One legged squat on tilting board – Perform the exercise as an one legged balance exercise, you can then combine the squad when you become confident. Perform the exercise 2 x 10-60 sec. per leg, the pause in between should be 30-60 sec.

One legged back bridge with knee control outwards and locked hips –Perform the exercise 2 x 10-60 sec. per leg, the pause in between should be 30-60 sec.

One legged back bridge with knee control inwards and locked hips –Perform the exercise 2 x 10-60 sec. per leg, the pause in between should be 30-60 sec.

Split lunges with knee control inward – Perform the exercise in as large a range of movement as possible, according to strength and pain limits. Perform the stretch 2 x 10-60 sec. per leg, the pause in between should be 30-60 sec.

Split lunges with knee control outward – Perform the exercise in as large a range of movement as possible, according to strength and pain limits. Perform the stretch 2 x 10-60 sec. per leg, the pause in between should be 30-60 sec.

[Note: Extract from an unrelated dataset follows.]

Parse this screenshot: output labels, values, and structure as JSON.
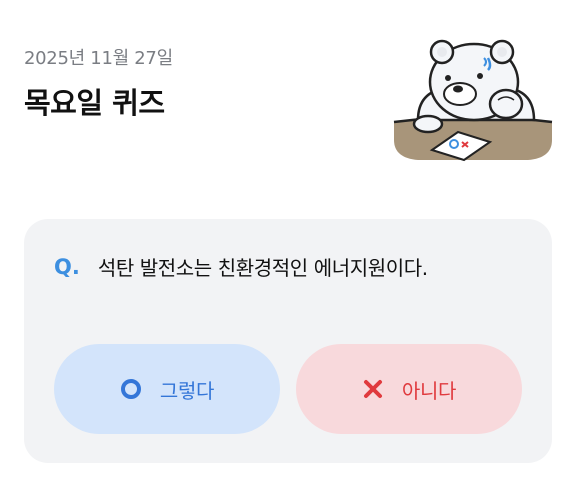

Step-up with lower body control outward – Perform the exercise slowly and controlled up and down x 10-60 sec. per leg the pause in between each exercise should be 30-60 sec.

Step-up with lower body control inward – Perform the exercise slowly and controlled up and down x 10-60 sec. per leg the pause in between each exercise should be 30-60 sec.

Deep squat with knee control & necessary heel lift – Perform the exercise slowly and get as deep as possible in the squad, while the elastic is tight so the knees are kept in the same width as the feet. Let your strength and pain limit dictate the depth of the exercise. Complete 2 x 10-60 sec. the pause between each exercise should be 30-60 sec.